Tak lama setelah itu, kami mendapat jawaban dari pihak Sekutu yang menyatakan, “Kami tidak menerima perintah dari siapa pun selain dari panglima Sekutu.” Selanjutnya, dengan nada mengejek, mereka mengatakan bahwa mereka tidak berada di bawah komando kami, apalagi komando seorang dokter gigi. Jawaban itu menunjukkan bahwa pihak Sekutu tidak percaya bahwa seorang dokter gigi mampu memimpin perang.
Hal itu mendorong saya untuk memerintahkan seluruh pasukan yang berada di bawah pimpinan saya agar bersiap menghadapi tentara Sekutu di garis demarkasi di pesisir pantai. Pasukan-pasukan Tentara Keamanan Rakyat (TKR) yang berjumlah sekitar 20.000 orang ikut mendukung gerakan ini. Selain itu, dari organisasi perjuangan rakyat, tercatat tidak kurang dari 120.000 orang siap membela tanah air Indo nesia di gerbang Surabaya. Massa tidak ketinggalan ikut merintangi jalur masuk tentara Sekutu ke kota dengan menebang pohon yang tumbuh di pinggir jalan dan merobohkannya ke atas jalan agar tank Sekutu tidak dapat memasuki jantung kota.
Pihak Sekutu berkeras untuk mendaratkan sejumlah pasukan di bawah pimpinan Brigadir Jenderal A.W.S. Mallaby. Langkah awal adalah menemui pimpinan pejuang yang ketika itu diwakili oleh drg. Moestopo, Bung Tomo, dan saya sendiri. Sementara kami berunding, sebagian pasukan Sekutu didaratkan dan bergerak memasuki jantung kota. Ketika itu, pihak pemuda pejuang menjadi berang dan ingin menyerang mereka. Namun, Sekutu segera memberitahu bahwa kedatangan mereka hanya untuk membebaskan orang-orang Belanda yang ditawan dan melucuti persenjataan tentara Jepang. Mereka tidak bermaksud untuk berperang melawan pihak Indonesia. Keterangan ini berhasil meredakan amarah pemuda pejuang sehingga tidak timbul pertempuran.

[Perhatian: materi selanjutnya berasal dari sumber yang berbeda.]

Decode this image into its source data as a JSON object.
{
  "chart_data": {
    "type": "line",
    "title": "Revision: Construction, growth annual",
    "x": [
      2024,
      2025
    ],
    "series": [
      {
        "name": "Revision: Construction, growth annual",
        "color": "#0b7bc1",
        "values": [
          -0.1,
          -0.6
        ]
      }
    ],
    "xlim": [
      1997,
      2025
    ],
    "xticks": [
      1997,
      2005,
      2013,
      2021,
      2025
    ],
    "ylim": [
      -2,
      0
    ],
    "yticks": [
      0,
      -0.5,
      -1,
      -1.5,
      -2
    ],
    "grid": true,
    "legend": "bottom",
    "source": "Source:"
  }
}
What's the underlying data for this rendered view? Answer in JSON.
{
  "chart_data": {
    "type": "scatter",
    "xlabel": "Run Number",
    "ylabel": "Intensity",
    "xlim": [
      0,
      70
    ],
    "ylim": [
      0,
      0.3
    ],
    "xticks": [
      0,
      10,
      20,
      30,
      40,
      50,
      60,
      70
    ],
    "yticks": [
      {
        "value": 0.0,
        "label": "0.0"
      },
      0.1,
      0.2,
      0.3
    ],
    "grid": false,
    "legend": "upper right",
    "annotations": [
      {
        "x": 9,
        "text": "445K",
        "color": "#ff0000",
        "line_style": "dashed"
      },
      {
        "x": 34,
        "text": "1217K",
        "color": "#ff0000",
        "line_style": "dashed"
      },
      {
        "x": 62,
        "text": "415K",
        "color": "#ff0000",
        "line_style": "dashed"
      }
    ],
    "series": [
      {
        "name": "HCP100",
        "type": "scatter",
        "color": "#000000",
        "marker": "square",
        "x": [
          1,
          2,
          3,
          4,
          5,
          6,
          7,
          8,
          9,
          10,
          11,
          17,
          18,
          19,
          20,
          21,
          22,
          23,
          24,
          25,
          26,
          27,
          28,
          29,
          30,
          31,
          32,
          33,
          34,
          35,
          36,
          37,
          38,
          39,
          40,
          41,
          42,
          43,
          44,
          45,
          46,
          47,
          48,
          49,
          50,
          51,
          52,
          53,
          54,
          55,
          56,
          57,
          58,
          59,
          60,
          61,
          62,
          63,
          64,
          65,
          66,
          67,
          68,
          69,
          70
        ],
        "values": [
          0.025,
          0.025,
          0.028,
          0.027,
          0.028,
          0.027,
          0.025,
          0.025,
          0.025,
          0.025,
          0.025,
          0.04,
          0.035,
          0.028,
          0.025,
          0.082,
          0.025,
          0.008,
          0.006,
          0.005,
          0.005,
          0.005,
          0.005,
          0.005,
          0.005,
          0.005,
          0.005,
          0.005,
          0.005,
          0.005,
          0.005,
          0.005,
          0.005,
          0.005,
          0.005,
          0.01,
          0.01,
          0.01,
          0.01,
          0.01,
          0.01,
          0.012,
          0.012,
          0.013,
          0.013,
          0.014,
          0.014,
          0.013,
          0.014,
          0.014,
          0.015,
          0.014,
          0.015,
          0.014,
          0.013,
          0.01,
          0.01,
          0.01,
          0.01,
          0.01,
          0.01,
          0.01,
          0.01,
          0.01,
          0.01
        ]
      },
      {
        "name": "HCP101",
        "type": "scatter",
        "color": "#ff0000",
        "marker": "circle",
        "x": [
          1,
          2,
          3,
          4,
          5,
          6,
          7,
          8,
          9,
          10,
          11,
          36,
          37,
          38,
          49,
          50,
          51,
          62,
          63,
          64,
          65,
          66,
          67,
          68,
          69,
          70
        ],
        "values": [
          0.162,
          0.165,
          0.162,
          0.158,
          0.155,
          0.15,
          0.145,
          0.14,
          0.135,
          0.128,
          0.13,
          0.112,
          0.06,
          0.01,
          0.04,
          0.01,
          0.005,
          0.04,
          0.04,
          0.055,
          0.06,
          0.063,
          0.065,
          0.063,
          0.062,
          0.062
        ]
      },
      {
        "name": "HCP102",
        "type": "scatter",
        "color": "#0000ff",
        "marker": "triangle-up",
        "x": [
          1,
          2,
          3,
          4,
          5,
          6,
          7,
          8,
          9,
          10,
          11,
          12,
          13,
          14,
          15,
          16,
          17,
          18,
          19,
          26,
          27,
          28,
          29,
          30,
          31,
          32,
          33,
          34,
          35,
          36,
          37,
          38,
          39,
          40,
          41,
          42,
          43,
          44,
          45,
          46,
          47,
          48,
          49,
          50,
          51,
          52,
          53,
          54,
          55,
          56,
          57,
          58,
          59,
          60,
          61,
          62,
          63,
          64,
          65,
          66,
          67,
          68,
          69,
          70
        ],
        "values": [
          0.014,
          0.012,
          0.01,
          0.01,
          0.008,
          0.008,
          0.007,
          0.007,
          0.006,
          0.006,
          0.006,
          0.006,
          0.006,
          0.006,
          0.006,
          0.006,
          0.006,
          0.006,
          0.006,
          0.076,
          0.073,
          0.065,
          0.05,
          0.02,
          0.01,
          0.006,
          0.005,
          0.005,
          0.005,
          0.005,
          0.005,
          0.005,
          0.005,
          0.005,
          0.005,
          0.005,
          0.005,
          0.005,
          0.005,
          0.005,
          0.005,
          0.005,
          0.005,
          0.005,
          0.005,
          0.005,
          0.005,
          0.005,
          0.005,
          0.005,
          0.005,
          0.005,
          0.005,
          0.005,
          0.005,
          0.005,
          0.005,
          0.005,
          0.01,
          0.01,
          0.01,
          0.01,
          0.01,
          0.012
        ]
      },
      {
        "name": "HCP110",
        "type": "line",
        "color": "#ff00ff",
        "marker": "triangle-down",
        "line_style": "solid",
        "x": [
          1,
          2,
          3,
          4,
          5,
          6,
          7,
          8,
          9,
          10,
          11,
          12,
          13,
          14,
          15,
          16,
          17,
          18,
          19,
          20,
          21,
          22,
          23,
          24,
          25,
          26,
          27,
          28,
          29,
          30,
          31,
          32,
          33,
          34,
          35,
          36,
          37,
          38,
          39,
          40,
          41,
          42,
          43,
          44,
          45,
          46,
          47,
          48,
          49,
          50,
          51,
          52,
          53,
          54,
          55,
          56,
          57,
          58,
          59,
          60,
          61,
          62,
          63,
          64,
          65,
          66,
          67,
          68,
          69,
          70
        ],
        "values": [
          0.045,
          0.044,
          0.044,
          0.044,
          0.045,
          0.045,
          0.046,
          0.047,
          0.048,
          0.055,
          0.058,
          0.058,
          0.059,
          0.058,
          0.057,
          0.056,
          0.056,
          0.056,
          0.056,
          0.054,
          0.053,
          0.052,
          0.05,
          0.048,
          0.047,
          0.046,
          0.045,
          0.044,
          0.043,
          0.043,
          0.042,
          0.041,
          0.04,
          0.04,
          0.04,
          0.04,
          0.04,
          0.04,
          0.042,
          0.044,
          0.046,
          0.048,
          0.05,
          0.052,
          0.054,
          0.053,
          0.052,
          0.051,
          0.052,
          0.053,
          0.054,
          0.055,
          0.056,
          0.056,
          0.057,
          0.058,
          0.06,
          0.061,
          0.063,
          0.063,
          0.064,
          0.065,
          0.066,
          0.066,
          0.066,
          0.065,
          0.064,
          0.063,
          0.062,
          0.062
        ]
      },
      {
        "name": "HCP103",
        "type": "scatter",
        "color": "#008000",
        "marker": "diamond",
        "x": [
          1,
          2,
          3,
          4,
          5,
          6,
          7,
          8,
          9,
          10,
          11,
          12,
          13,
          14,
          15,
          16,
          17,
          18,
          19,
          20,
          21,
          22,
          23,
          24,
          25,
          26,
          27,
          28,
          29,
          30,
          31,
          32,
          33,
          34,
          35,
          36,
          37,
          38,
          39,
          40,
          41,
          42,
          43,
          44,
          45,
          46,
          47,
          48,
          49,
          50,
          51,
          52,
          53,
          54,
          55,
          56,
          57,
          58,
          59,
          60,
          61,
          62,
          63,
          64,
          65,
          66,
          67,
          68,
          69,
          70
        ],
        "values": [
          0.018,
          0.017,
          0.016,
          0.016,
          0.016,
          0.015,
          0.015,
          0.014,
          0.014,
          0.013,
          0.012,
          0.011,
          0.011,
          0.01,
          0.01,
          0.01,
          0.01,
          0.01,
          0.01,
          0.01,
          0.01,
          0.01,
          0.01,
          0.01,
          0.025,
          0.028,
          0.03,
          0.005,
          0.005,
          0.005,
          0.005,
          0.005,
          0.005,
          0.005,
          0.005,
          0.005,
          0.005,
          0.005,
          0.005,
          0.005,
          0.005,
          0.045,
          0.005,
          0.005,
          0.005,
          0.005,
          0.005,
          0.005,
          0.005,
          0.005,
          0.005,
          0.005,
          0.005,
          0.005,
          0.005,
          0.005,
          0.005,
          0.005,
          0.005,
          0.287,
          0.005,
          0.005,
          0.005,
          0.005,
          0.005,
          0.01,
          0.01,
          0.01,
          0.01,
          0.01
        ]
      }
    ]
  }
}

Keesokan harinya, 26 Oktober 1945, datang lagi delegasi Sekutu yang dipimpin oleh Brigjen Mallaby untuk melakukan perundingan dengan pihak Indonesia. Dalam perundingan itu, dicapai kesepakatan atas empat pokok usulan yang diajukan oleh pihak RI kepada pihak Sekutu. Pertama, dalam pasukan Sekutu, tidak boleh terdapat tentara Belanda. Kedua, Sekutu harus bersedia bekerja sama menjamin ketertiban dan keamanan. Ketiga, kerjasama dilakukan melalui biro kontak. Keempat, pihak Sekutu hanya boleh melucuti persenjataan tentara Jepang.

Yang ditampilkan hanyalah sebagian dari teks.